Sederhananya, aku tidak punya hak buat melakukan itu.

Semakin aku perhatikan anak dan ibu itu, semakin aneh aku rasa. Wanita itu tidak mirip sama sekali dengan anak kesayangannya. Biarpun dia lebih mirip ayahnya, mestinya dia mewarisi beberapa hal dari ibunya.

Dia menepuk kepalanya dua kali, lalu menunduk untuk mengecup keningnya. Cewek itu tertawa lebar.

Aku serasa dibawa kembali ke masa lalu, di mana aku melihat kening Natasha dikecup dengan kelembutan yang sama.

Dua tepukan yang sama. Ciuman yang hangat. Senyum yang lembut.

Punggung tegap itu mulai berbalik dan aku tersentak. Matanya yang dingin terganti mata berbahagia wanita itu.

Namun wajahnya tetap sama. Bahkan, sekarang lebih mudah untuk aku kenali.

Napasku tertahan di dada. Dalam kesempatan satu dibanding sejuta, bagaimana aku bisa seberuntung dan sesial ini?

Bibirku bergetar membentuk seulas senyum. Entah kapan terakhir kali aku melihat dia tersenyum padaku. Rupanya dia sudah mendapat kebahagiaannya lagi.

Kakiku berusaha mengejarnya, tapi dia sudah lama pergi... seperti bertahun-tahun yang lalu. Aku ingin kabur. Aku hanya akan menambah dosaku kalau aku menghancurkan sisa kebahagiaannya.

Sekujur tubuhku lemas dan kaku, seperti barusan melihat hantu. Hantu dari masa lalu yang tak pernah meluputkanku dari mimpi buruk yang berkunjung tiap malam.

Semoga ini terakhir kali aku bertemu dengannya.

[. . .]

Sekali aku berpikir untuk membatalkan rencana makan malam dengan orangtua Bintang, tapi aku yakin Bintang tidak bakal mau mendengarkanku dan bahkan akan menyeretku kalau perlu. Lagipula, aku juga tidak akan bisa melakukan apapun di rumah. Kejadian hari ini masih meresahkanku.

Aku menyelip masuk ke dalam mobilnya tanpa satu kata pun dan langsung memandang kaca mobil seketika pintunya tertutup.

"Malam juga, Say. Iya, aku tahu kamu rindu banget sama aku. Kamu perhatian banget, deh."

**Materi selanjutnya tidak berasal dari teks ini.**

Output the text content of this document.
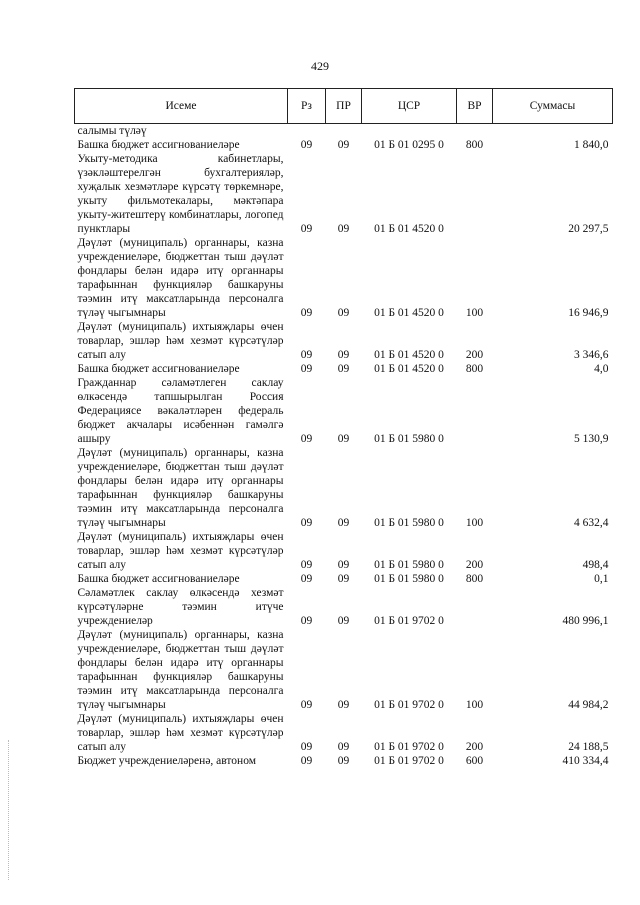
429
Исеме	Рз	ПР	ЦСР	ВР	Суммасы
салымы түләү					
Башка бюджет ассигнованиеләре	09	09	01 Б 01 0295 0	800	1 840,0
Укыту-методика кабинетлары, үзәкләштерелгән бухгалтерияләр, хуҗалык хезмәтләре күрсәтү төркемнәре, укыту фильмотекалары, мәктәпара укыту-житештерү комбинатлары, логопед пунктлары	09	09	01 Б 01 4520 0		20 297,5
Дәүләт (муниципаль) органнары, казна учреждениеләре, бюджеттан тыш дәүләт фондлары белән идарә итү органнары тарафыннан функцияләр башкаруны тәэмин итү максатларында персоналга түләү чыгымнары	09	09	01 Б 01 4520 0	100	16 946,9
Дәүләт (муниципаль) ихтыяҗлары өчен товарлар, эшләр һәм хезмәт күрсәтүләр сатып алу	09	09	01 Б 01 4520 0	200	3 346,6
Башка бюджет ассигнованиеләре	09	09	01 Б 01 4520 0	800	4,0
Гражданнар сәламәтлеген саклау өлкәсендә тапшырылган Россия Федерациясе вәкаләтләрен федераль бюджет акчалары исәбеннән гамәлгә ашыру	09	09	01 Б 01 5980 0		5 130,9
Дәүләт (муниципаль) органнары, казна учреждениеләре, бюджеттан тыш дәүләт фондлары белән идарә итү органнары тарафыннан функцияләр башкаруны тәэмин итү максатларында персоналга түләү чыгымнары	09	09	01 Б 01 5980 0	100	4 632,4
Дәүләт (муниципаль) ихтыяҗлары өчен товарлар, эшләр һәм хезмәт күрсәтүләр сатып алу	09	09	01 Б 01 5980 0	200	498,4
Башка бюджет ассигнованиеләре	09	09	01 Б 01 5980 0	800	0,1
Сәламәтлек саклау өлкәсендә хезмәт күрсәтүләрне тәэмин итүче учреждениеләр	09	09	01 Б 01 9702 0		480 996,1
Дәүләт (муниципаль) органнары, казна учреждениеләре, бюджеттан тыш дәүләт фондлары белән идарә итү органнары тарафыннан функцияләр башкаруны тәэмин итү максатларында персоналга түләү чыгымнары	09	09	01 Б 01 9702 0	100	44 984,2
Дәүләт (муниципаль) ихтыяҗлары өчен товарлар, эшләр һәм хезмәт күрсәтүләр сатып алу	09	09	01 Б 01 9702 0	200	24 188,5
Бюджет учреждениеләренә, автоном	09	09	01 Б 01 9702 0	600	410 334,4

Aku tidak membalas sindirannya. Itu hanya akan memulai perdebatan yang panjang. Biasanya aku memang mudah terpancing dan dia selalu sukses membuatku emosi, tapi tidak malam ini. Aku terlalu capek buat meladeninya.

Aku bisa merasakan tatapan menusuknya sebelum mobil mulai bergerak, tapi aku terus memainkan HP di pangkuanku. Aku rasa aku harus mengabari Chan soal hari ini, tapi di lain pihak aku masih mau menyimpannya rapat-rapat.

Satu retakan saja dan aku bisa hanyut terbawa arus.